Three year accounts without any distortion during that period are usually
and should, on a confidential basis, be made available where possible.
Shorter periods may indeed suffice as where there is a start up situation
or where after major alterations/extensions, the nature and size of the
operation is significantly different. In the absence of such accounts,
the following documentation may be proffered: an auditor's certificate,
the profit and loss account, the trade account, a breakdown of the turnover
between food, cigarettes, drink etc. and a copy of the balance sheet.
The breakdown as between drink and food is of particular significance.

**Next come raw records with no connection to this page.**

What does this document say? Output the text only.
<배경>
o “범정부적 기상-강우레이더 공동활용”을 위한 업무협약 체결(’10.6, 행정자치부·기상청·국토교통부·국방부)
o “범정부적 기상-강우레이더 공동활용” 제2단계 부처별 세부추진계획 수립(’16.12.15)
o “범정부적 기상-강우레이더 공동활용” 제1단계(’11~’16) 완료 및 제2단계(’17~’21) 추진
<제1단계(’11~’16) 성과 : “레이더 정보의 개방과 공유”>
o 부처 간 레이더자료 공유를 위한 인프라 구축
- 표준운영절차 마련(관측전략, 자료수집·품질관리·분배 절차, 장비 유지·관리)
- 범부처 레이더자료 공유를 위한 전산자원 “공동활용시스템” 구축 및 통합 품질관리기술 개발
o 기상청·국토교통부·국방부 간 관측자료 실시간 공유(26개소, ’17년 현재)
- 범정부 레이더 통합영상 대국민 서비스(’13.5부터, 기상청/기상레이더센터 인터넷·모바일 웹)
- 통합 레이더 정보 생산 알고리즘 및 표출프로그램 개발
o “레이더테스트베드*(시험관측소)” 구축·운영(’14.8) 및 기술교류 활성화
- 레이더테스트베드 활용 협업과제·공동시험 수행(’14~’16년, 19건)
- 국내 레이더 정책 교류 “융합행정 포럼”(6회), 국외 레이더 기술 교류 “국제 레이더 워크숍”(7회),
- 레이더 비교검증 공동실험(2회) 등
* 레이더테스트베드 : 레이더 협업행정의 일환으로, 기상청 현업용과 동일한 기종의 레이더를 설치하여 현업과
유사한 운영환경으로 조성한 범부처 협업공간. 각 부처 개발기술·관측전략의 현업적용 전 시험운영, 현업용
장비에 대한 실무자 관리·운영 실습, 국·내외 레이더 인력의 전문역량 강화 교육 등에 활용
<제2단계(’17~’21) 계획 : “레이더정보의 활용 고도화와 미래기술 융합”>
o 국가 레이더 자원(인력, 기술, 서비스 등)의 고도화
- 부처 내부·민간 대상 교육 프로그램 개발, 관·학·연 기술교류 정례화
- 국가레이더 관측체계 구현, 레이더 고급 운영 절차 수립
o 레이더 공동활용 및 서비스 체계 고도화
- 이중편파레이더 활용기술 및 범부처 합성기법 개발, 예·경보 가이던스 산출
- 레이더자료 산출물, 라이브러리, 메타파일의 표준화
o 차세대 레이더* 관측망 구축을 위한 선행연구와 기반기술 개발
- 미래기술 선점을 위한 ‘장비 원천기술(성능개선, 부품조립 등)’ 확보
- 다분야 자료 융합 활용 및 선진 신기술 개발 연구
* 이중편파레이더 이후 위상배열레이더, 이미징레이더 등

So once these limitations are observed and once it is appreciated that
the actual turnover figure may and frequently will have to be adjusted,
then this is a method which in our view is a forerunner in approaching
the valuation of licensed premises.
Determination
This is undoubtedly a well know Dublin public house enjoying both local
and tourist business. The dilemma facing both the appellant's and respondent's
valuers is how to deal with what best can be described as the good will
of any public house where undoubtedly the turnover can be affected by
the ability of the proprietor. The rateable valuation is a function of
the net annual value of the building and not of the business and it is
therefore important to distinguish the elements of turnover which reflect
the location and nature of the building as opposed to those that reflect
the ability (or lack of it) of the proprietor.

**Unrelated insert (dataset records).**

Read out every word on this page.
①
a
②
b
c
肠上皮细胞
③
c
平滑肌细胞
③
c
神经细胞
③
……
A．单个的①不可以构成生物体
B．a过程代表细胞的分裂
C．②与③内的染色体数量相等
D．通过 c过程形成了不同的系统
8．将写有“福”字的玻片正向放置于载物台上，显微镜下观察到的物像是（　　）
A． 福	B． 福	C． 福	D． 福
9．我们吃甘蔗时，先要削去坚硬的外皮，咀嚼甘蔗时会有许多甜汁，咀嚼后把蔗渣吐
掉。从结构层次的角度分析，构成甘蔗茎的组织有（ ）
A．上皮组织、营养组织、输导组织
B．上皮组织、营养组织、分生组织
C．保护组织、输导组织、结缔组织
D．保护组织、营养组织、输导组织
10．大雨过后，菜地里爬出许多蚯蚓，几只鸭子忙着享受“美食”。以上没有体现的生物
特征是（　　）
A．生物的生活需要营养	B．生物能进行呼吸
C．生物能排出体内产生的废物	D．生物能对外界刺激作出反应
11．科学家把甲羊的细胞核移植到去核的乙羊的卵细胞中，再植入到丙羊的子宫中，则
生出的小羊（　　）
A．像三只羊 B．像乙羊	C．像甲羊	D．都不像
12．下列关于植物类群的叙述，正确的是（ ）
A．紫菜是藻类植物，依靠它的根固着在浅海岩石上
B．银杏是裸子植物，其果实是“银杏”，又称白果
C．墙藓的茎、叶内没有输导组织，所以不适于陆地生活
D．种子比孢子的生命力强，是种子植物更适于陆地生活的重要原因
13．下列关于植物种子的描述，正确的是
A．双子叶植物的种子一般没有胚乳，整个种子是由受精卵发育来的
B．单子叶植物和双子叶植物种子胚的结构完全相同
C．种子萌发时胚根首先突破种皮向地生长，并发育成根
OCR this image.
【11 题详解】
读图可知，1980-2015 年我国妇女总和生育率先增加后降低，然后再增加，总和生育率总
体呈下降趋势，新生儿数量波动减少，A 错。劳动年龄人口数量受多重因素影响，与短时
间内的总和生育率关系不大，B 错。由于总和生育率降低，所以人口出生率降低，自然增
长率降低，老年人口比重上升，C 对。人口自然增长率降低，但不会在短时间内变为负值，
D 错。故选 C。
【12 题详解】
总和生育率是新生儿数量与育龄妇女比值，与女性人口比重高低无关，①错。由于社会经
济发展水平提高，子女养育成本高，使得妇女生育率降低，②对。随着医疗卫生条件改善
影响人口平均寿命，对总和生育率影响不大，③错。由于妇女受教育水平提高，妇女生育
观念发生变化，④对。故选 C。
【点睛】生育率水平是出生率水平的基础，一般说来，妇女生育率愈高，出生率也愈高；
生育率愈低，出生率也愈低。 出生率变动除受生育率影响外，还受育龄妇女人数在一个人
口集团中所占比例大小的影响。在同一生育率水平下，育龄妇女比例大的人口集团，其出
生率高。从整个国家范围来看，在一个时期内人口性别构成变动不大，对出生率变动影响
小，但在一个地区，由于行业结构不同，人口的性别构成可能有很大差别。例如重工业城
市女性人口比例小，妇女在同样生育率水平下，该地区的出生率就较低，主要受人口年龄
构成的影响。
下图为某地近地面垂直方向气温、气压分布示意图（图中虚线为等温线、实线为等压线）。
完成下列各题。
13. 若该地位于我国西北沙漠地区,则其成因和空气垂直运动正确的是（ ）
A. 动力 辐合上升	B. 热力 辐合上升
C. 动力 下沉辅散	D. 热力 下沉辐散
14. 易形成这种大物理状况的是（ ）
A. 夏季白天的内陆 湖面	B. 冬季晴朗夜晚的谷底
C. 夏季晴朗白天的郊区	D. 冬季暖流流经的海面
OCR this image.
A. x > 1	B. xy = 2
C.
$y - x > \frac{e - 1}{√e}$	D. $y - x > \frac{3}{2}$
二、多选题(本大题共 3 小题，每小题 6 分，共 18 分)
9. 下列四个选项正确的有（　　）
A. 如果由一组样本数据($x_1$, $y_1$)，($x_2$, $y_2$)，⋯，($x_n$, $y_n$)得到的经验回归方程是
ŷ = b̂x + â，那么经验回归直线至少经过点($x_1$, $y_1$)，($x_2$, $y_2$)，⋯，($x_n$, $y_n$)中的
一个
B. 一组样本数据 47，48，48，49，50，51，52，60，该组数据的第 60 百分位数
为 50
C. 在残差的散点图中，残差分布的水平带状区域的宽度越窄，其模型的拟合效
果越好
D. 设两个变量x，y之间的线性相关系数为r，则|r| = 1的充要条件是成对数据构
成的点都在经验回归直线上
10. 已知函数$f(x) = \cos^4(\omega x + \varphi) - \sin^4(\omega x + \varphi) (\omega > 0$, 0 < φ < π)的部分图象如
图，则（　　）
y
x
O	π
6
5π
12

In our opinion O'Donohues is now so long established as
a landmark pub that its turnover is less affected by its proprietor than
might be the case otherwise. However, we acknowledge that the pub has
a very limited size and the ability to increase trade is severely restricted.
We also acknowledge that the building is old and would
be expensive to maintain.
Three methods of valuation have been put to us namely
a yield on the capital value, a rental value psf on the various floor
areas either inclusive of the licence or with the addition of the licence
and thirdly, a yield on turnover. In our view the first method is flawed
because of the lack of investment by property investors and in this instance
a yield on the suggested capital value in 1988 does not produce an N.A.V.

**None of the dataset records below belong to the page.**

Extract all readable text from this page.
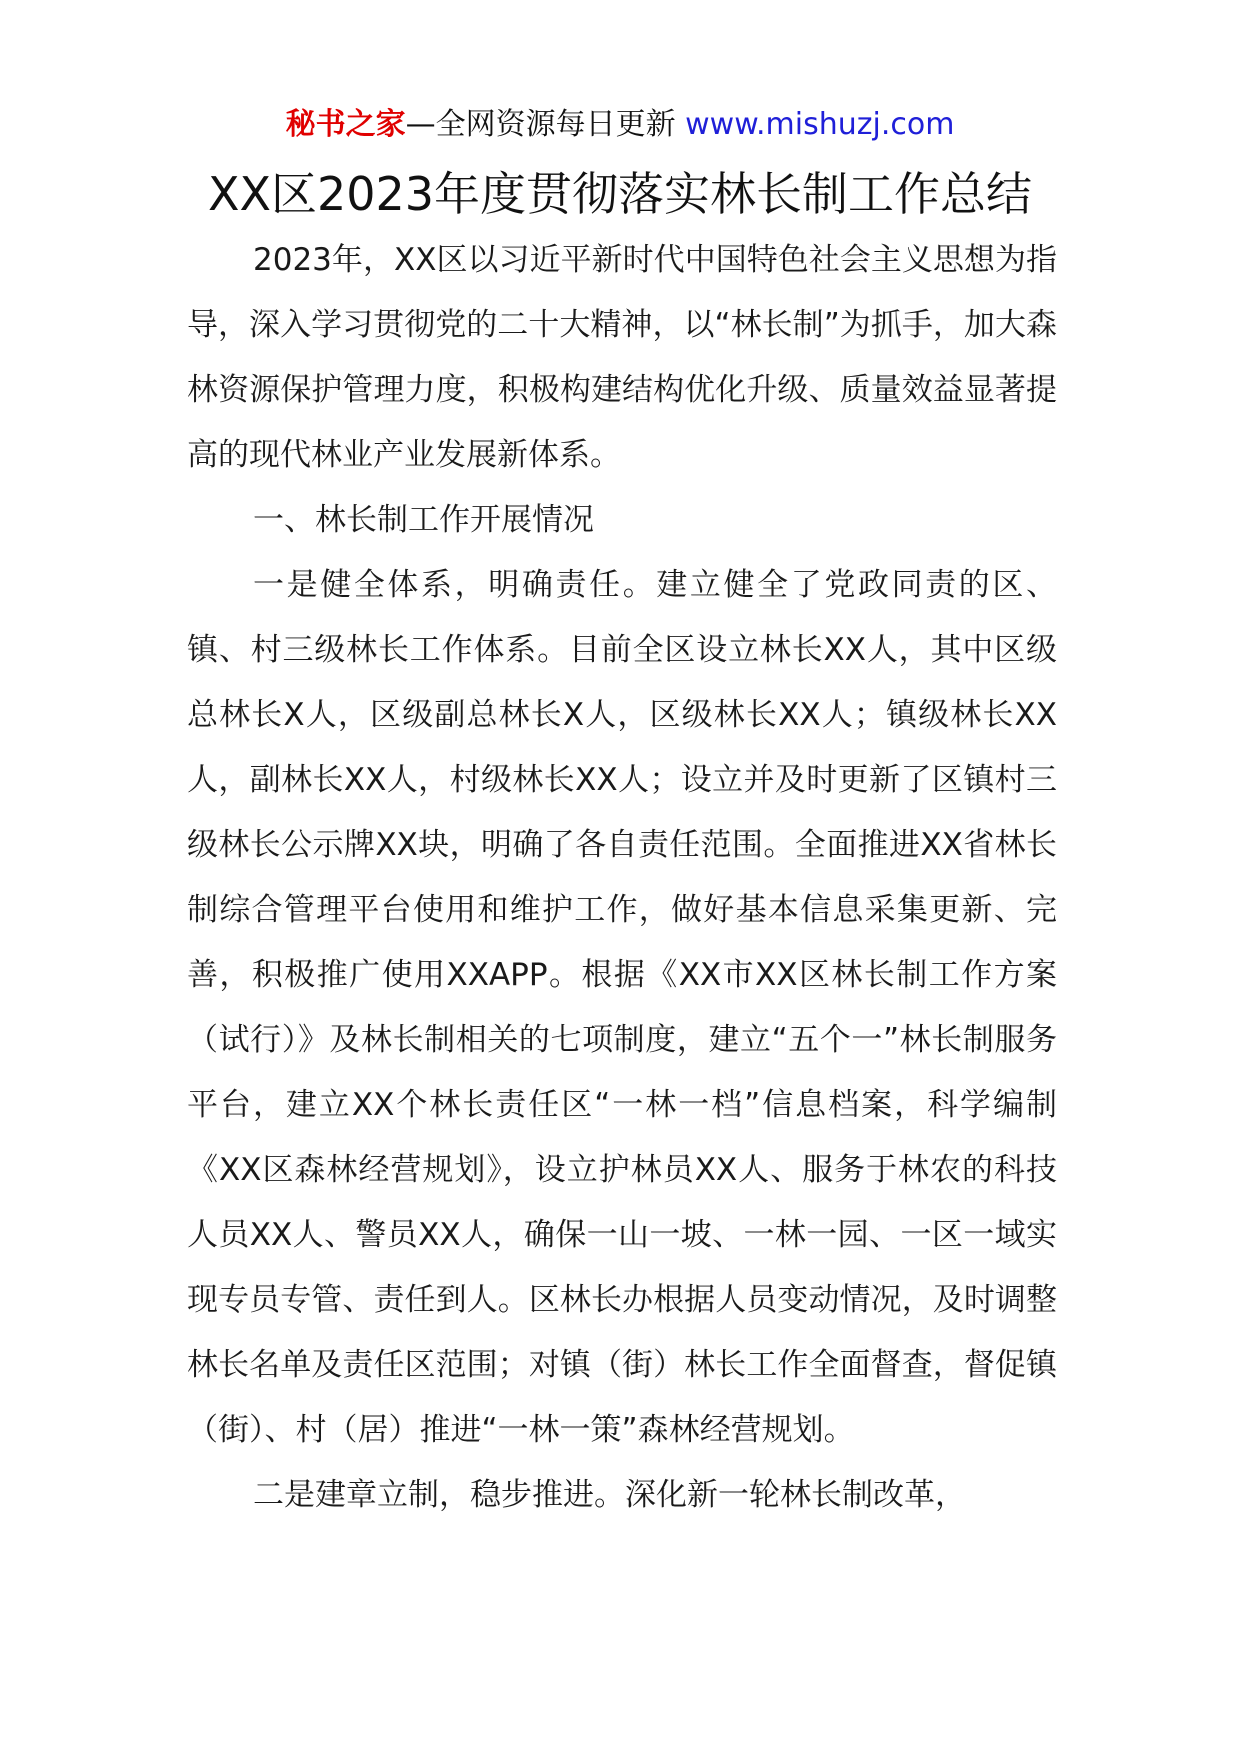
秘书之家—全网资源每日更新 www.mishuzj.com
XX区2023年度贯彻落实林长制工作总结

2023年，XX区以习近平新时代中国特色社会主义思想为指导，深入学习贯彻党的二十大精神，以“林长制”为抓手，加大森林资源保护管理力度，积极构建结构优化升级、质量效益显著提高的现代林业产业发展新体系。

一、林长制工作开展情况

一是健全体系，明确责任。建立健全了党政同责的区、镇、村三级林长工作体系。目前全区设立林长XX人，其中区级总林长X人，区级副总林长X人，区级林长XX人；镇级林长XX人，副林长XX人，村级林长XX人；设立并及时更新了区镇村三级林长公示牌XX块，明确了各自责任范围。全面推进XX省林长制综合管理平台使用和维护工作，做好基本信息采集更新、完善，积极推广使用XXAPP。根据《XX市XX区林长制工作方案（试行）》及林长制相关的七项制度，建立“五个一”林长制服务平台，建立XX个林长责任区“一林一档”信息档案，科学编制《XX区森林经营规划》，设立护林员XX人、服务于林农的科技人员XX人、警员XX人，确保一山一坡、一林一园、一区一域实现专员专管、责任到人。区林长办根据人员变动情况，及时调整林长名单及责任区范围；对镇（街）林长工作全面督查，督促镇（街）、村（居）推进“一林一策”森林经营规划。

二是建章立制，稳步推进。深化新一轮林长制改革，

that we feel is correct. There is great diversity of opinion between the
two valuers in relation to the rate psf applicable to the principal trading
areas and a lack of supporting evidence. In our opinion the best method
to follow therefore in this instance is a yield on the turnover and as
the valuation date is November 1993 we have taken the three years to the
30th June 1991, 1992 and 1993 which adjusted by the drinks price index
and averaged for the three years gives a turnover in 1988 of £712,026.
We acknowledge the limited size of these premises and the difficulty of
increasing the trade in the future above its current level and therefore
feel that a yield of 8% is more appropriate than 9% as proposed by the
respondent. This gives N.A.V. of £57,000 and applying the fraction
of 0.63% gives a rateable valuation of £359.10, Say £360.